Wells Fargo on Tuesday morning added to its growing list of black marks with a settlement offer directed at another accusation of malfeasance.
This time the San Francisco-based banking giant offered to pay $50 million to settle allegations that it cheated homeowners whose mortgages were in default out of unwarranted fees that added to their financial burdens. The corporation denies any wrongdoing, but decided to settle the case to avoid further litigation, spokesman Tom Goyda told Reuters. Wells Fargo’s settlement offer still needs to be approved by an Oakland, Calif. court.
In a class-action lawsuit involving about 250,000 homeowners, the bank is accused of marking up fees on certain services, including home appraisals, that the bank orders after owners default on their mortgage loans. “To generate hefty profits, the lending industry has substituted inflated interest rates with inflated fees,” the firm Baron & Budd, which represented the class action, wrote in a complaint filed with a US District court in California in July 2012.
According to Reuters, Wells charged $95 to $125 for the contested appraisals, which cost the company only $50 or less, and hid them in murky categories on mortgage statements. Ultimately, reports Reuters, this added hundreds or thousands of dollars to the mortgage loans of already indebted borrowers.
“Defendants are aware that it is improper to mark-up the fees assessed on borrowers’ accounts for default-related services,” wrote the plantiffs’ attorneys. “Therefore, defendants fraudulently conceal these fees on borrowers’ accounts...identifying them on mortgage statements with cryptic descriptions such as 'Other Charges' or 'Other Fees.'"
Lawyers for Wells Fargo called the claims "far-fetched" in court filings, reports Reuters, claiming that the US regulators have acknowledged that bank fees similar to the ones in questions can include a profit margin.
The case adds to the mounting scandals that in recent months have plagued the biggest bank in the country.
In August, Wells Fargo agreed to pay a $4.1 million to settle allegations that it charged illegal fees and misled student-loan borrowers. A month later, Wells was fined $185 million by California and federal regulators for going too far in the pursuit of sales goals by signing up millions of customers for costly financial products that they didn't request.
The latter was the largest fine ever levied by the 5-year-old, federal Consumer Financial Protection Bureau against a financial institution.

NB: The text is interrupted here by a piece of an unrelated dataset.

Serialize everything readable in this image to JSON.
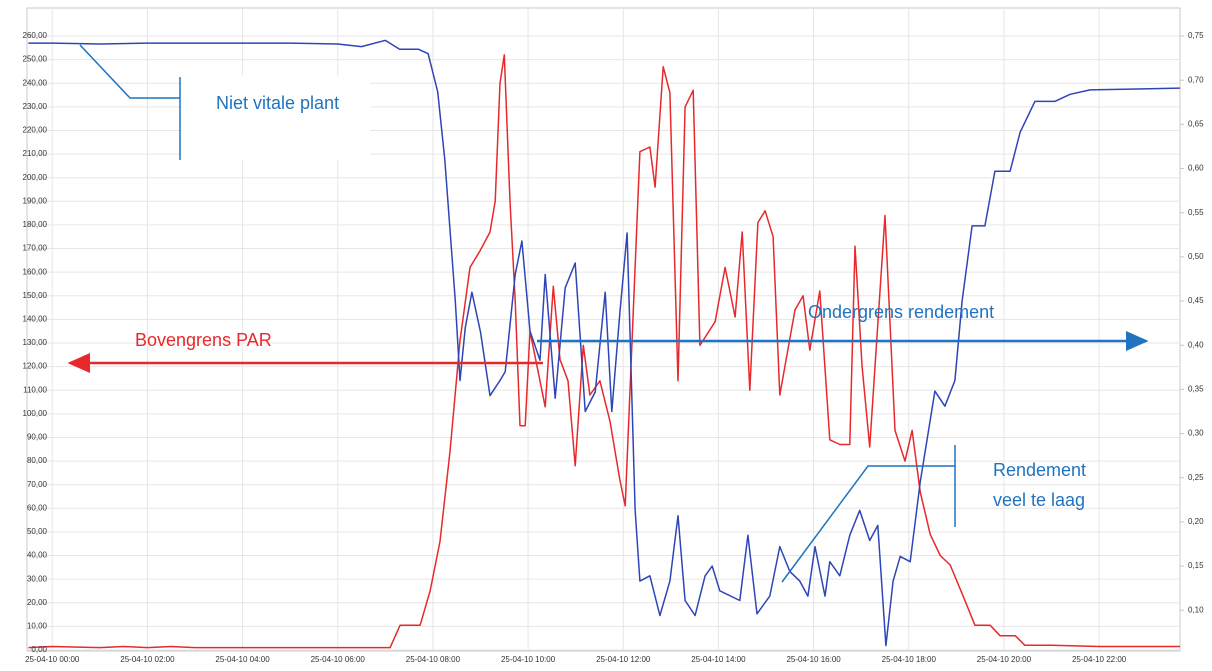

In the wake of the fraudulent account scandal, Wells Fargo apologized, fired thousands of employees over inappropriate sales conduct, and offered refunds to affected customers. The company's former chef executive, John Stumpf, abruptly retired in the face of mounting criticism.
This week the company even launched a national television advertising campaign to try to redeem its battered brand after the biggest scandal in its 164-year existence.
"My primary objective is to restore trust in Wells Fargo – restore pride in our company and mission. That may seem like a long ways off today, but I promise you we will," new CEO Tim Sloan told employees at a company-wide meeting last week, as the Associated Press reported.
Despite the troubles, the bank reported in its latest quarterly report in September that revenue, average loans, and average deposit amounts were up from the same quarter last year. Though as one recent survey predicts, there may be more financial trouble yet to come.
“Our projections indicate Wells Fargo will lose $99B in deposits and $4B in revenues over the next 12-18 months as a direct result of the scandal, dealing a hard blow to the bank’s finances,” wrote cg42, a New York City management consulting firm, in a report of results from a recent, online survey.
The firm surveyed 1,000 Wells Fargo customers and 500 customers from its competitors, including Bank of America, Chase, and Citibank. It found, among other things, that while only 3 percent of Wells Fargo’s customers report being affected by the scandal, 30 percent say they are actively exploring other banking options. According to cg42, 14 percent have already decided to switch banks as a result of the scandal.